We went outside and sketched by a lake, the clear blue water shimmering on the canvas. I came back from a trip to Grand Teton National Park, and we painted mountains. Tony had loved to ski back in the day. We listened to Bob Marley and sang along, “Don’t worry about a thing.” When I said goodbye to him that day, he replied, “Don’t you worry about a thing.” Tony hadn’t experienced the trauma I had, but painting had the same healing effect, transforming his final days.

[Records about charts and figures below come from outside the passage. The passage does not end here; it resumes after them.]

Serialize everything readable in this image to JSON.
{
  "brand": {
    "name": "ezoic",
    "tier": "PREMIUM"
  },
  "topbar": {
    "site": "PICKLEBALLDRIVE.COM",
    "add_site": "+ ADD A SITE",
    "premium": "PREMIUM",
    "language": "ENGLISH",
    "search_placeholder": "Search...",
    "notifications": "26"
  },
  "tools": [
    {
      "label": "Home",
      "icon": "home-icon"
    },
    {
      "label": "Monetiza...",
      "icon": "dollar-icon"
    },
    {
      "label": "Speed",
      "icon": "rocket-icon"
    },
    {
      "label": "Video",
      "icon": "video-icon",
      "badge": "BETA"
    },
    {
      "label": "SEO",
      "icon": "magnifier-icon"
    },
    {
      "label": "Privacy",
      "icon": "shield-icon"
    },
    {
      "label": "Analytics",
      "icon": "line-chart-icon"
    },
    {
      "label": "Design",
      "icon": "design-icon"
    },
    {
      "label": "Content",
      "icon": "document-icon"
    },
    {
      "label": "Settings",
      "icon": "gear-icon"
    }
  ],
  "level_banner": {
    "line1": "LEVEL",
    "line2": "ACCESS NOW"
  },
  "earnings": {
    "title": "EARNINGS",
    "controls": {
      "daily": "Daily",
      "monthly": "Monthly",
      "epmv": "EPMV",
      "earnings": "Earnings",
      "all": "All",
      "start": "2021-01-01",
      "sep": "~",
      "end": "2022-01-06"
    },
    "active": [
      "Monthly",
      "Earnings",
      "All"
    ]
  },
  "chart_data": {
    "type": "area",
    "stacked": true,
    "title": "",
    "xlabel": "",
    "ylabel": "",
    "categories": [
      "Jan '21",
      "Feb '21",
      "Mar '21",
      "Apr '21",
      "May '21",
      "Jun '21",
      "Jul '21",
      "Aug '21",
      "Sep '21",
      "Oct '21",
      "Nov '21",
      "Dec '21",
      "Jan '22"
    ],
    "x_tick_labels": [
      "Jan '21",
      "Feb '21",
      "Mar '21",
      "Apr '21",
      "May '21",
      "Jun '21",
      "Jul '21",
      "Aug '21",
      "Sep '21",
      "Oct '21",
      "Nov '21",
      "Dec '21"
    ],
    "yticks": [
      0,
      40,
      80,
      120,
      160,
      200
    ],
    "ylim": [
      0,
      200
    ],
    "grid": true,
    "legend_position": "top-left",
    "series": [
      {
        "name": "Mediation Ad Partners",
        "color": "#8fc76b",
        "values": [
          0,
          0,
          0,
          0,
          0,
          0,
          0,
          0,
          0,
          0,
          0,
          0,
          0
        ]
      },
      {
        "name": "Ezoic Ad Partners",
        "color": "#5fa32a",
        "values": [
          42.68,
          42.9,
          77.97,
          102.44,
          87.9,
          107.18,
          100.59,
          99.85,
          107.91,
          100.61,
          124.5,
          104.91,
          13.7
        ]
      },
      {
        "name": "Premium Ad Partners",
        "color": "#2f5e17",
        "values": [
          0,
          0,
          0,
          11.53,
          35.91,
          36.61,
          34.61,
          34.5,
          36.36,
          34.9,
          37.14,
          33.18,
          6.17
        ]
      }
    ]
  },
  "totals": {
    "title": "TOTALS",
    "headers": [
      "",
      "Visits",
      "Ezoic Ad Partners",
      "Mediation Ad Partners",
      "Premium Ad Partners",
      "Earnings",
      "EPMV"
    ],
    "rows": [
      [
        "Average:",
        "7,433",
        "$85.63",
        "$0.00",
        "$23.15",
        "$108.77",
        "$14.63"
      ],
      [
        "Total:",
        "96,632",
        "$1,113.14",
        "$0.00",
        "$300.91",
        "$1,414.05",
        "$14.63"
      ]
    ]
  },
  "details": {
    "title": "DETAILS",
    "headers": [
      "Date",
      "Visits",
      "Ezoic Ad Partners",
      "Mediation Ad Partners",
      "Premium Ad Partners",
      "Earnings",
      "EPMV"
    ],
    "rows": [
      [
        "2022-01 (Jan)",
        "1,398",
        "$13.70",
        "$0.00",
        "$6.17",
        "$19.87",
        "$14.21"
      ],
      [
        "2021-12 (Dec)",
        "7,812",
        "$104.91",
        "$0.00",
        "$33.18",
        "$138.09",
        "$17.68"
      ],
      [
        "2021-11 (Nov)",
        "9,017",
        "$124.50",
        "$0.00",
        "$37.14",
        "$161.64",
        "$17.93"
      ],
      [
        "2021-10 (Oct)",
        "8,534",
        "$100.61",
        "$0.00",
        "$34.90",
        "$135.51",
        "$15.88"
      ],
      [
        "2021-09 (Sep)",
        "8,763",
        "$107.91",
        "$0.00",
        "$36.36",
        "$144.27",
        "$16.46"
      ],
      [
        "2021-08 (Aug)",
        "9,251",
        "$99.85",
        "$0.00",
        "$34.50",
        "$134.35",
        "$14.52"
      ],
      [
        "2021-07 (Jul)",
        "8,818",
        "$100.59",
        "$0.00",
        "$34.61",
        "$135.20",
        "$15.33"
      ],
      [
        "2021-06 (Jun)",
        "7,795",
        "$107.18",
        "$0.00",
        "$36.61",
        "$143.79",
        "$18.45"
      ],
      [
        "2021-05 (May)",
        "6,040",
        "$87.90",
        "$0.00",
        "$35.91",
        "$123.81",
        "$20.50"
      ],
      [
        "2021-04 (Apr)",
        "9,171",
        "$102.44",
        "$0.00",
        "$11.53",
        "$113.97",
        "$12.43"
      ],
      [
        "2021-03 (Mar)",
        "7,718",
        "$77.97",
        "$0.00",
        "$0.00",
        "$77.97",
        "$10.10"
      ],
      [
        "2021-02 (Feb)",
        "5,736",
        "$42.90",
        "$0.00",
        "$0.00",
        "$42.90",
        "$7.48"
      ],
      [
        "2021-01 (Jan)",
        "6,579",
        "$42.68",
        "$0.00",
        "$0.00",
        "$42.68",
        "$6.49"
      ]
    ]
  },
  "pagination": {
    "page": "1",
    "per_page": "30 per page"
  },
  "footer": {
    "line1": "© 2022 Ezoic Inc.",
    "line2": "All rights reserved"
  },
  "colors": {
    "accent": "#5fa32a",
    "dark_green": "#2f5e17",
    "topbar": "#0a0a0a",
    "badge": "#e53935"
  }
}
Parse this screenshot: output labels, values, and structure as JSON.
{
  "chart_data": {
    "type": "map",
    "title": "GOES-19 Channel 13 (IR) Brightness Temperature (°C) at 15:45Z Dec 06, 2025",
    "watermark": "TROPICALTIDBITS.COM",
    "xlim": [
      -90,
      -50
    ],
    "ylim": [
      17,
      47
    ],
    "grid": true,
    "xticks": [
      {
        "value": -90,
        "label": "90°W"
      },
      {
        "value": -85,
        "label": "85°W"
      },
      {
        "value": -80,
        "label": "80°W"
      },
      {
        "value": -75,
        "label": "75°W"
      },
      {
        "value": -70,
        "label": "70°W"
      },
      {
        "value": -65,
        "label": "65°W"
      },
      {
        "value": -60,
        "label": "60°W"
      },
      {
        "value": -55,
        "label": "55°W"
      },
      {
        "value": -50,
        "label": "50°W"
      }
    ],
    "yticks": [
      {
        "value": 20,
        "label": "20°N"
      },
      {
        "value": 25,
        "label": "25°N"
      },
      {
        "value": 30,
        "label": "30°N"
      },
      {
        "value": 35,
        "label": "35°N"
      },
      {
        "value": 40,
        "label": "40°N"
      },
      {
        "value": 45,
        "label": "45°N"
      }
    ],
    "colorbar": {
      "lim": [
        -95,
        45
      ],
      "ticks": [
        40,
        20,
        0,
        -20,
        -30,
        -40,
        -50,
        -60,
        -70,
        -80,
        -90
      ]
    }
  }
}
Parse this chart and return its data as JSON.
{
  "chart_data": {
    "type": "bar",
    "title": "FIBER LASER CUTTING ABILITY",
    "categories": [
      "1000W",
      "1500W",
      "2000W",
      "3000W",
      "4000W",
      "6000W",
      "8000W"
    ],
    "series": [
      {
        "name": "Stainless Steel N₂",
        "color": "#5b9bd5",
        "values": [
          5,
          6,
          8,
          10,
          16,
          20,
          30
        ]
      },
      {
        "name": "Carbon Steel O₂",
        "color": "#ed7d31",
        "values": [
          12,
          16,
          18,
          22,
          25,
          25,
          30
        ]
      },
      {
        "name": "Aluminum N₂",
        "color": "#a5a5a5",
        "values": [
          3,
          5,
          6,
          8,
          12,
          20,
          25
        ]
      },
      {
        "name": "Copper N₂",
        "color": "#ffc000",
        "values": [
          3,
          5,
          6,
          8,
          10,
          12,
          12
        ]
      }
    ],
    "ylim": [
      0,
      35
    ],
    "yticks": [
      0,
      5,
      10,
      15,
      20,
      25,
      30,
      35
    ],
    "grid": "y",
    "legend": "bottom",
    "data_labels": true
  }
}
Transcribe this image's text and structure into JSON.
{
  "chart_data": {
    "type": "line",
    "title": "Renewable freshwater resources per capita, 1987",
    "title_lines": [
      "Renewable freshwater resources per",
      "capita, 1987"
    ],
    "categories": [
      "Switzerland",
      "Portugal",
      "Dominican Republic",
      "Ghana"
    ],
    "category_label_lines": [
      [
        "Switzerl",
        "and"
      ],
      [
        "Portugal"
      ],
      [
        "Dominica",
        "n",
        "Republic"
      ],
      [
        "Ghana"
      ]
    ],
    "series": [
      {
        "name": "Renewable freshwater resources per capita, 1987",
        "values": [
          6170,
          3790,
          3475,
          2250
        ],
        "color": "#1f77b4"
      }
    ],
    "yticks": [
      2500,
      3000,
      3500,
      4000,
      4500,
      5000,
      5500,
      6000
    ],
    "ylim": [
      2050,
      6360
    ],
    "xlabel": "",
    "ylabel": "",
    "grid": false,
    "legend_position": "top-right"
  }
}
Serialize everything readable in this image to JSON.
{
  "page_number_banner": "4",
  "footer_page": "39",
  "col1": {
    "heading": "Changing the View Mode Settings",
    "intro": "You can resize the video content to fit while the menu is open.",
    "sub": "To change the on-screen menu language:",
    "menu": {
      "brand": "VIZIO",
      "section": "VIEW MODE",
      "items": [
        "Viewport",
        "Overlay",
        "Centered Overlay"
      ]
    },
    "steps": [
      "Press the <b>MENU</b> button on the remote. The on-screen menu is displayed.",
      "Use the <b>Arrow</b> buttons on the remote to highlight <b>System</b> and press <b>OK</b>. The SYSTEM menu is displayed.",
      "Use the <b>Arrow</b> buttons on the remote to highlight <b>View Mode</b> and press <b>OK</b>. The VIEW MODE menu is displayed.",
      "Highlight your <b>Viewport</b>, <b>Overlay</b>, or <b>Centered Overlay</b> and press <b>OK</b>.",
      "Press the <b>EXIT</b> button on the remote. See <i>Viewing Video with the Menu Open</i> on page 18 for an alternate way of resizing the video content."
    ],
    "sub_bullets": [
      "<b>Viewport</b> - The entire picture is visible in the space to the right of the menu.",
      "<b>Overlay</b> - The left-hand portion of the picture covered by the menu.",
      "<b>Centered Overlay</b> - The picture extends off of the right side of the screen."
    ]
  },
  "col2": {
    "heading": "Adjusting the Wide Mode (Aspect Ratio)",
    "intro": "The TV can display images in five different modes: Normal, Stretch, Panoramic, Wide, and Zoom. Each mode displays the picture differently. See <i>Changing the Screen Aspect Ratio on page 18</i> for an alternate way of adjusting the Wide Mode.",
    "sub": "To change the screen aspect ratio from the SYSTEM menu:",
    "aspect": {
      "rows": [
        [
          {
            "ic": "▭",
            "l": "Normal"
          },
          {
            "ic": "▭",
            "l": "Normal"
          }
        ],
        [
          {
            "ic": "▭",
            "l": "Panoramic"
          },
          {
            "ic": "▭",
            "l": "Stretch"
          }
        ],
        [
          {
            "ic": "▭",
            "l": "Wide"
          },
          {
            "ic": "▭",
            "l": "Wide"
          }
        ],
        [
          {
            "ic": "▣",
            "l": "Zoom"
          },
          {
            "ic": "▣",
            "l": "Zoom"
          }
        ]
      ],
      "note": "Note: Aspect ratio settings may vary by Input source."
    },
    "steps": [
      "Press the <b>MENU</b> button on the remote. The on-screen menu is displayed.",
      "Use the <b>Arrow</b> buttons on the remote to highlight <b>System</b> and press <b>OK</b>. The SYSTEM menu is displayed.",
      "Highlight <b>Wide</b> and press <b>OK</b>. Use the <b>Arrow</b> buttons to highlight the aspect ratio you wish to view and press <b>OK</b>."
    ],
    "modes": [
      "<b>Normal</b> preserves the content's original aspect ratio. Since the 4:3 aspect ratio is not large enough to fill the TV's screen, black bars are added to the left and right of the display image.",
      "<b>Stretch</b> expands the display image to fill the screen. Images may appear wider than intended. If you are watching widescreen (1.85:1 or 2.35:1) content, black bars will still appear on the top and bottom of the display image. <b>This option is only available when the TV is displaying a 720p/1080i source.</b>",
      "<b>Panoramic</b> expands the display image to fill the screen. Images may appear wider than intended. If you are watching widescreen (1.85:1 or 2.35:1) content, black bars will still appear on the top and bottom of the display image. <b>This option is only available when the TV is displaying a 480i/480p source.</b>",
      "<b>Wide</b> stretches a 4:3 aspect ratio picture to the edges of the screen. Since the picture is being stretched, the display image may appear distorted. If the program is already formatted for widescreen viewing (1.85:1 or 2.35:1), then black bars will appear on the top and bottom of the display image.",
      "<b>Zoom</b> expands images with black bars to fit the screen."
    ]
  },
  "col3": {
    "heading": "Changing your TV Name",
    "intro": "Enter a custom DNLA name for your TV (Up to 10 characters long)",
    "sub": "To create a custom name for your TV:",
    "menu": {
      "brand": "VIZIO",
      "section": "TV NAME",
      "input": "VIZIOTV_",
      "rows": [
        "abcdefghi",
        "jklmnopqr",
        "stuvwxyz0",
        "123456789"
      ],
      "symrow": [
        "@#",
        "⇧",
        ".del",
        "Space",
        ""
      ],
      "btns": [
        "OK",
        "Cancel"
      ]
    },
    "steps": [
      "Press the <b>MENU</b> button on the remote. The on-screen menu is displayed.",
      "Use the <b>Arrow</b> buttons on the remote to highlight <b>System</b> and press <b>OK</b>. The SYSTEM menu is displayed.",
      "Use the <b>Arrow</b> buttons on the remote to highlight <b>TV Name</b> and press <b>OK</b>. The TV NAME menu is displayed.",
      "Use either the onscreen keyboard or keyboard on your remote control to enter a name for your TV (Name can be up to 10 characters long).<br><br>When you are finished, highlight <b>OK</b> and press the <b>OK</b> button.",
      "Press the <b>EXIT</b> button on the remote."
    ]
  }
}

On our last visit, two days before he died, he was so weak he couldn’t hold the brush by himself. I held his hand and guided it, and we painted. It was almost the way I felt guided by the Lord, bringing me here.

The memorial service was a few days later. As his children and grandchildren described the Tony they knew and loved, I recognized the man I had known only in the last year and a half of his life. Generous, creative, imaginative, kind, spiritual—despite the dementia. All those things were still there. Especially when he was allowed to do what he loved most.